Burosumab was well-tolerated in our study population with no significant adverse effects during the study period. No worsening of nephrocalcinosis or development of nephrocalcinosis was identified following initiation of burosumab. One patient, a 3-year-old girl, developed serum phosphate levels > 5 mg/dL, which was not previously noted in the clinical trials or in the case series. The patient’s highest serum phosphate was 5.8 mg/dL; this is clearly above the acceptable upper limit as set by the manufacturer, but it is unclear that this level truly represents hyperphosphatemia, as reference ranges note that a phosphate level of 4.3–6.8 mg/dL is within the normal range for a female 1 to < 5 years of age [13]. This patient had no ill effects of the phosphate levels > 5 mg/dL and the levels quickly fell when burosumab was withheld; subsequently, she was safely able to restart therapy. Future studies are needed to address burosumab dosing adjusted to age-normalized phosphate levels.

There are several limitations of this current study. The data generated in this study are based on a retrospective, single-center experience; as is the case with most rare disease research, it is often ideal to combine data from multiple centers to be able to examine a sufficient number of patients. Our current study included a large enough cohort to determine statistical significance, but future multi-center studies are desirable to further corroborate our conclusions and to expand on findings such as improvements in hyperparathyroidism. One such study is the X-linked Hypophosphatemia Disease Monitoring Program (XLH-DMP), a prospective multi-center study currently collecting data of children and adults diagnosed with XLH over a 10-year period. The XLH-DMP does have the advantage of obtaining laboratory and imaging studies at uniform time points; while our clinical practice attempted to maintain consistency with timing of labs and radiology studies, real-world factors added to some variability in the timing of our data collection. During the initiation and dose change phases, labs were obtained precisely every 4 weeks and timed out to occur 1–2 days prior to an injection of burosumab. Though not recommended by the manufacturer, we would have ideally liked to have all patients’ lab specimens for the duration of the study obtained at the same intervals for improved data analysis.
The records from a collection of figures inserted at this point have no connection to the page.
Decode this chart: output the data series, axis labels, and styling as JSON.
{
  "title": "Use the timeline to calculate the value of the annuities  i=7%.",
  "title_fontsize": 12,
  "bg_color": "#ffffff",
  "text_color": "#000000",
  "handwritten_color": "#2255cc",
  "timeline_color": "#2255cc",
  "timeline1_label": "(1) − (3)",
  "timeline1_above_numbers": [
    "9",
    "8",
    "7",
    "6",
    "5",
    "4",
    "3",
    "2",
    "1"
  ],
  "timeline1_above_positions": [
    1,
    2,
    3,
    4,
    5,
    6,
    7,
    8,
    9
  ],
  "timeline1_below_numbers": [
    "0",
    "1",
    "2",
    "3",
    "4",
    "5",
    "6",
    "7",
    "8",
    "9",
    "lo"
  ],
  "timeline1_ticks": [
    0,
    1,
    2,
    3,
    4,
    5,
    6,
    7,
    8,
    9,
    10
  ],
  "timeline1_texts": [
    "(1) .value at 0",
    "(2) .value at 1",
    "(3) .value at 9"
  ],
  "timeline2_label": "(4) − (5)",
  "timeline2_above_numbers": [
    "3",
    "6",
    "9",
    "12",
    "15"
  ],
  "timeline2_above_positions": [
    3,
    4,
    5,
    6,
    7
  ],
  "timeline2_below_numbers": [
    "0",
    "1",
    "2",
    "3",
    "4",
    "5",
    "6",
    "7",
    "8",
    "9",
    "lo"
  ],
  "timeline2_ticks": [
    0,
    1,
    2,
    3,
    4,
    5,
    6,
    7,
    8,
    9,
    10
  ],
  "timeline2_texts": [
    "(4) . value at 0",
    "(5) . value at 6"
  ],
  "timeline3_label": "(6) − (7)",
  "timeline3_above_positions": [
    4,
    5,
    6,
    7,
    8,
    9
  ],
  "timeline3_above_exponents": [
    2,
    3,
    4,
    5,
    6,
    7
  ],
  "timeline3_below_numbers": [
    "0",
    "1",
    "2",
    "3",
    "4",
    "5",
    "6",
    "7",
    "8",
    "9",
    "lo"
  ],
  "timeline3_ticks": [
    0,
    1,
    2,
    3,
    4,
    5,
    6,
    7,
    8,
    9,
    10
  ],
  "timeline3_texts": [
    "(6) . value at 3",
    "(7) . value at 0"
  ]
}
Fortunately, despite this potential confounder, our laboratory results were very similar to the phase 2 and 3 clinical trials; furthermore, the significant improvements in rickets and height after starting burosumab correlate with our improved laboratory values [8,9,10]. Additionally, we would have preferred to follow all our patients at closer intervals (such as every 3 months during growth phases while on conventional therapy) but for most of our patients this was logistically challenging and sometimes untenable [11]. Finally, we did not obtain wrist radiographs with enough frequency to calculate the full RSS, which is anticipated to be reported by the XLH-DMP.

Our study demonstrates that burosumab is safe and more effective than conventional therapy in treating real-world pediatric XLH patients and supports the use of burosumab as the first-line therapy for children with XLH. Laboratories, rachitic changes on radiographs, and height z-scores were significantly improved on burosumab compared to conventional therapy and overall burosumab was well-tolerated. Further longitudinal, long-term, multi-center studies are needed to assess real-world long-term safety and effectiveness of burosumab in larger cohorts.